## An interesting relationship between physics and information theory

Lately I’ve been hanging out on Physics Stack Exchange, a question-and-answer site for physicists and people interested in physics. Someone asked a question recently about the relationship between thermodynamics and a quantity from information theory.  It lead me to quite an interesting result, which I think is new.

The question was

“I am facing with the concept of cross entropy. I would like to know the thermodynamic and statistical meaning of cross entropy (if exists)?” — Physics Stack Exchange user emanuele

I found the question interesting and did a few calculations.  I couldn’t find a nice thermodynamic meaning for the cross entropy, but I did find one for a related quantity called the Kullback-Leibler divergence. As far as I know, this is a new result.

The cross entropy between two probability distributions is defined as

$H(P, Q) = -\sum_i p_i \log q_i.$

These two probability distributions should both refer to the same set of underlying states. Normally in thermodynamics we think of a system only having one probability distribution, which represents (roughly) the range of possible states the system might be in at the present time. But systems can change over time. So let’s imagine have a system (with constant volume) that’s initially in equilibrium with a heat bath at a temperature $T_1$. According to the usual principles of statistical mechanics, its state can be represented by the probability distribtion

$p_i = \frac{1}{Z_1} e ^{-\beta_1 u_i},$

where $\beta_1=1/T_1$ (I’ve set Boltzmann’s constant equal to 1 for clarity) and $Z_1$ is a normalisation factor called the partition function. The $u_i$ are the energy levels of the system’s permitted microscopic states.
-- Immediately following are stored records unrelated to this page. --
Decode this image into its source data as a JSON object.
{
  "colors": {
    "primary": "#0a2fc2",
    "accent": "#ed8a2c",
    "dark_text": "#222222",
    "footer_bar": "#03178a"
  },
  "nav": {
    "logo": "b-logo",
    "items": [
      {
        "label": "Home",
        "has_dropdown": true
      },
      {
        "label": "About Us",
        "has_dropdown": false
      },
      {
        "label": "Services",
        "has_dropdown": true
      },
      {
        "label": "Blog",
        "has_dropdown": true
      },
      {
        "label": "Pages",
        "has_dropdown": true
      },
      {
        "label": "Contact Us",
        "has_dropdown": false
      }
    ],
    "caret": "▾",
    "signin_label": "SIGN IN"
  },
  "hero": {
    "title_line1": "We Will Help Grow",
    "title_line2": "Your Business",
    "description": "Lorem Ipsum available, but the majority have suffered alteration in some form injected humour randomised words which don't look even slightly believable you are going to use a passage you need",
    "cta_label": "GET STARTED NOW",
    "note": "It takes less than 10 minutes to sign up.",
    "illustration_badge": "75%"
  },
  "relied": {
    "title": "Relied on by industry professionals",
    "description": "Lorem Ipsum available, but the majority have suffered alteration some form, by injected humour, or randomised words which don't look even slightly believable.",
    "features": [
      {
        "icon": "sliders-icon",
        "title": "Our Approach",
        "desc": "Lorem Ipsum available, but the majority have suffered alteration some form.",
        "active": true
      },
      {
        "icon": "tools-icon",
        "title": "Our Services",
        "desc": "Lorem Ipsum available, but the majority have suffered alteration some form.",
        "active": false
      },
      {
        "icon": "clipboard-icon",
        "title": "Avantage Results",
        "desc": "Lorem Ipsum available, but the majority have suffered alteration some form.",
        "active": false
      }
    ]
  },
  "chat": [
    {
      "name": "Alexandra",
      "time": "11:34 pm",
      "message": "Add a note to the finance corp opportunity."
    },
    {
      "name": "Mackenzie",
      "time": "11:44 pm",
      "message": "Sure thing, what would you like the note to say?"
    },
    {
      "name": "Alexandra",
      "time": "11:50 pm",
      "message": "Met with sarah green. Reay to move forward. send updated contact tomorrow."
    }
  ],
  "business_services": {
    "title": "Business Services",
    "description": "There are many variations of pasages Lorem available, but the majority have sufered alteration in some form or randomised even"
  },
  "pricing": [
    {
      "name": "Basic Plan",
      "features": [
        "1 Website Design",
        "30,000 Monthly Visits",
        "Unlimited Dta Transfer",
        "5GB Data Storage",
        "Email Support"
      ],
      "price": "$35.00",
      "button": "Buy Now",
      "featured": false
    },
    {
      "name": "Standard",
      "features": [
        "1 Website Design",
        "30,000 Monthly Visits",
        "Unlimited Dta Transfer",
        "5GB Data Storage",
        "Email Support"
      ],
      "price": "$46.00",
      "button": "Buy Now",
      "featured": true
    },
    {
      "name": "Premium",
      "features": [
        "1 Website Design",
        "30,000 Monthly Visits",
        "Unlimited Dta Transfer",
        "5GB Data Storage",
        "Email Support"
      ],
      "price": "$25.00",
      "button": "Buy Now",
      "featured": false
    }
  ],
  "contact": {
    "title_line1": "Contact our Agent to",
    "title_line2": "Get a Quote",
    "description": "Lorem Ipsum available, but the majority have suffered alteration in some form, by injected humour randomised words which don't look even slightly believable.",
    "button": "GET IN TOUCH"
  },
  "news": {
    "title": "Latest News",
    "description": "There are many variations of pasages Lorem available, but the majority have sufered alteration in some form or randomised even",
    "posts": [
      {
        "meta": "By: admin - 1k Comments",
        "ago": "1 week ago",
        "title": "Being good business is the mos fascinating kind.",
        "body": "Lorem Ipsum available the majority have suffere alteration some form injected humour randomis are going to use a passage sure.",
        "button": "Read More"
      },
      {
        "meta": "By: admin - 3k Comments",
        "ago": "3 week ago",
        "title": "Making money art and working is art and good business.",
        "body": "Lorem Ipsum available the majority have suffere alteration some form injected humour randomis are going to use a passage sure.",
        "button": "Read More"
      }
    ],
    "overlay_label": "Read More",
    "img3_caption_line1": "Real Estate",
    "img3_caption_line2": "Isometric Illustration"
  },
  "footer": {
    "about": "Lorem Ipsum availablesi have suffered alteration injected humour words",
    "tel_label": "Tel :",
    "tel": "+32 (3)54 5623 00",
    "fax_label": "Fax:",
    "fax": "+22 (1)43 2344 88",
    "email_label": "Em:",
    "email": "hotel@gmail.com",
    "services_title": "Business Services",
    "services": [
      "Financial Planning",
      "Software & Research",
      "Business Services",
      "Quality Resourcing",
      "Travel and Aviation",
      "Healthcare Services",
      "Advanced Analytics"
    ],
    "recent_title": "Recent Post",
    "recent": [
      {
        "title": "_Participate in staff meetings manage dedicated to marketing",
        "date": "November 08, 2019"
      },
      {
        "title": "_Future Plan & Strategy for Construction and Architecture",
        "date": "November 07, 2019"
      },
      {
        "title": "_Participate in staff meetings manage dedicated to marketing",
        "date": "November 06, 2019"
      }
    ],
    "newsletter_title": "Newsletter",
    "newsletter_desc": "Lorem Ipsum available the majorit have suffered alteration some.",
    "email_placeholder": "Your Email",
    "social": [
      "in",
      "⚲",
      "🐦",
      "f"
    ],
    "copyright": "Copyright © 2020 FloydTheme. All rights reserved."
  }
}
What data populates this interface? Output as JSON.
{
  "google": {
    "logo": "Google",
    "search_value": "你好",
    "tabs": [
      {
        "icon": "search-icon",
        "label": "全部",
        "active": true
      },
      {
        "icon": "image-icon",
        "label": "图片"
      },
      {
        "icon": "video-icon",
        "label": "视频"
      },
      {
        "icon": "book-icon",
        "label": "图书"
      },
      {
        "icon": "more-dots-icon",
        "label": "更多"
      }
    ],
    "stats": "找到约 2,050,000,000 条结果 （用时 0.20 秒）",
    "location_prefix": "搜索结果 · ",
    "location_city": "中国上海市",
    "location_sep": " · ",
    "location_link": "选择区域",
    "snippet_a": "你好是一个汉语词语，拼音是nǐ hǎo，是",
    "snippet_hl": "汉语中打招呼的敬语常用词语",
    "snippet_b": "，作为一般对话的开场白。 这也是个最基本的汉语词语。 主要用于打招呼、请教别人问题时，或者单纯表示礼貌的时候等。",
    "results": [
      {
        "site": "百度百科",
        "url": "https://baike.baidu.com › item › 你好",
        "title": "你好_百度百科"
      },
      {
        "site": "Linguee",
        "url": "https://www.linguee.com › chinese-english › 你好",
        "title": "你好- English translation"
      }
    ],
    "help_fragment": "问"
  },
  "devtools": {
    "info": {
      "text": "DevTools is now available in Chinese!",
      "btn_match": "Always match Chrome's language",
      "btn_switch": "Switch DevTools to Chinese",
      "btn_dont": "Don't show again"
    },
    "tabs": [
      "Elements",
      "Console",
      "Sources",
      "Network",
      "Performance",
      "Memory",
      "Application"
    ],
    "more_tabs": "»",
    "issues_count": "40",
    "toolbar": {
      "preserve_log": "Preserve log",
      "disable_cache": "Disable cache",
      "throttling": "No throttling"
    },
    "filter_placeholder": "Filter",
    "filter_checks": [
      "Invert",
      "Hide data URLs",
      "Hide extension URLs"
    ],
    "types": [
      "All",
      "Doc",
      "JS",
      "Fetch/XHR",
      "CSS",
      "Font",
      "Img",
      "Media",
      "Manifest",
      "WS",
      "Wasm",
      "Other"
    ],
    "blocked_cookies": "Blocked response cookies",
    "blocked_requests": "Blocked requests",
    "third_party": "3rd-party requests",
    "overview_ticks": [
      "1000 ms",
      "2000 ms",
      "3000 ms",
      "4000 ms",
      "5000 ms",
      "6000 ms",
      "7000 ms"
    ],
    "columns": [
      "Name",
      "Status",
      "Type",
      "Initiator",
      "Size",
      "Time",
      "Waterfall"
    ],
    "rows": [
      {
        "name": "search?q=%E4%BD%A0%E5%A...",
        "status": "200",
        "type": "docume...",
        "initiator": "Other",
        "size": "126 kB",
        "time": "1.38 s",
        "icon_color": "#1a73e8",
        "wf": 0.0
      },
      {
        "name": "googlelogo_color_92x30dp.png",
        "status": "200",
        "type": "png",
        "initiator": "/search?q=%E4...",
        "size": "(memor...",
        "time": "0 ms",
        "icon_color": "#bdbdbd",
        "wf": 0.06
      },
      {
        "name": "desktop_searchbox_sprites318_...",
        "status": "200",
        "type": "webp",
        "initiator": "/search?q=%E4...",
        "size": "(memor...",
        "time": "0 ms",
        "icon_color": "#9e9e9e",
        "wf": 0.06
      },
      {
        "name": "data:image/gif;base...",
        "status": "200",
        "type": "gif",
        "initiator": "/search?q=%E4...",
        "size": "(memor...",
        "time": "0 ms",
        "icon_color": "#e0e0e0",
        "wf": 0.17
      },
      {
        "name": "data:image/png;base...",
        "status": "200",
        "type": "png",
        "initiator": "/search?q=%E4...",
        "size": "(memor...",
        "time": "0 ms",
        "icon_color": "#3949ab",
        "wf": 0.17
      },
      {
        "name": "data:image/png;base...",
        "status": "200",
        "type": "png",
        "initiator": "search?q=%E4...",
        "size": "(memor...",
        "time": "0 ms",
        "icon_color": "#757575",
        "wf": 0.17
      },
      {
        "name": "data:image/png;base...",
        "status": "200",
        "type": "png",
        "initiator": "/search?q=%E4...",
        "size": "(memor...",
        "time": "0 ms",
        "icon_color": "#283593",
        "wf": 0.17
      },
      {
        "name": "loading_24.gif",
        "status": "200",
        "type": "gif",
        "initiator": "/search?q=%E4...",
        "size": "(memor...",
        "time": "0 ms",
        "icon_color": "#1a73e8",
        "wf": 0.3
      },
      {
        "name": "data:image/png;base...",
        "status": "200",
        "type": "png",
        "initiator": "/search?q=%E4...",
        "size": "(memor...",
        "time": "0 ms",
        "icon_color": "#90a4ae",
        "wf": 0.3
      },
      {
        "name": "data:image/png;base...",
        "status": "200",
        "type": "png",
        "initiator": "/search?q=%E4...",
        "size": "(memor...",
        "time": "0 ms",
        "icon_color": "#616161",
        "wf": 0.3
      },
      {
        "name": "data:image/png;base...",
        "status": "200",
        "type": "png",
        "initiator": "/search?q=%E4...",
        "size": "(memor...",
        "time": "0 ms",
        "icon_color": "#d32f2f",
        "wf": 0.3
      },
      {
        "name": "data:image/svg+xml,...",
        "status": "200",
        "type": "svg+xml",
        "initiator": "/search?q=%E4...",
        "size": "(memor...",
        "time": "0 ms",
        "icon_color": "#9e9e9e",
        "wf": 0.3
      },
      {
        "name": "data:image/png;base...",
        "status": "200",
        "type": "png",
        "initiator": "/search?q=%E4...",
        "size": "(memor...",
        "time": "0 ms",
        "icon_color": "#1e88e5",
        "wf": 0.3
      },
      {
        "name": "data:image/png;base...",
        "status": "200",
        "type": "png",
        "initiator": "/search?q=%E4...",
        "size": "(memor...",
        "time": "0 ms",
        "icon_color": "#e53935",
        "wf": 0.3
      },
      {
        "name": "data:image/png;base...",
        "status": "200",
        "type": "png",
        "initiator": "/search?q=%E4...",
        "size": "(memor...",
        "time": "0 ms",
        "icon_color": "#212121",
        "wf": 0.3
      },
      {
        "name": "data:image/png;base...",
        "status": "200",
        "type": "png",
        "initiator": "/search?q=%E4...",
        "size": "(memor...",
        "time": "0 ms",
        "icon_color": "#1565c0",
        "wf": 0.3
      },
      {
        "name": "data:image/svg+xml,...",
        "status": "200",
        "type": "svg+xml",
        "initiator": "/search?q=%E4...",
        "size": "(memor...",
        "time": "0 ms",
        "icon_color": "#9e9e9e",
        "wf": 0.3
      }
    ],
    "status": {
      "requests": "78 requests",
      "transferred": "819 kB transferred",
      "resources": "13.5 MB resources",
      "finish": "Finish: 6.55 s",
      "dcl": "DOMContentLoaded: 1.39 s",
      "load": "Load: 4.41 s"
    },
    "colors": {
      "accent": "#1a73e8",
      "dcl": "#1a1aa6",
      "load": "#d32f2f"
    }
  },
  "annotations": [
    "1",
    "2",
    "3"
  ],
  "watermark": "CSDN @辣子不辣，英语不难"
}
Now let’s imagine we pick up our system and put it in contact with a heat bath at a different temperature, $T_2$, and let it come to equilibrium again. Since no work has been done, all the $u_i$ values will be unchanged and we’ll have a new distribtion that looks like this

$q_i = \frac{1}{Z_2} e ^{-\beta_2 u_i},$

where $\beta_2 = 1/T_2$.

Now we can do a bit of algebra to find the cross-entropy:

$H(P,Q) = \frac{1}{Z_1}\sum_i e^{-\beta_1u_i}(\beta_2u_i + \log(Z_2)) = \log(Z_2) + \frac{1}{Z_1}\sum_i e^{-\beta_1 u_i}\beta_2 u_i$

$= \log(Z_2) + U_1 \beta_2.$

It’s a standard result from statistical mechanics that

$S_2 = H(Q) = \log(Z_2) + U_2\beta_2.$

Solving this for $\log(Z_2)$ and substituting into the cross entropy formula we have

$H(P,Q) = S_2 - \beta_2(U_2 - U_1) = S_2 - \frac{U_2 - U_1}{T_2}.$

Physicists are, generally speaking, afraid of any quantity that has entropy units, and if they see one they like to multiply it by a temperature in order to make it look like an energy. If we multiply this by $T_2 = 1/\beta_2$ we get

$T_2H(P,Q) = T_2S_2 - \Delta U.$

It’s possible that this might have a nice thermodynamic interpretation in terms of something like the maximum amount of work that we can extract from doing this transformation under a particular set of circumstances — but if it does then I haven’t seen it just yet. The expression looks tantalisingly like a change in free energy ($latex \Delta U – T\Delta S$), but it’s not quite the same.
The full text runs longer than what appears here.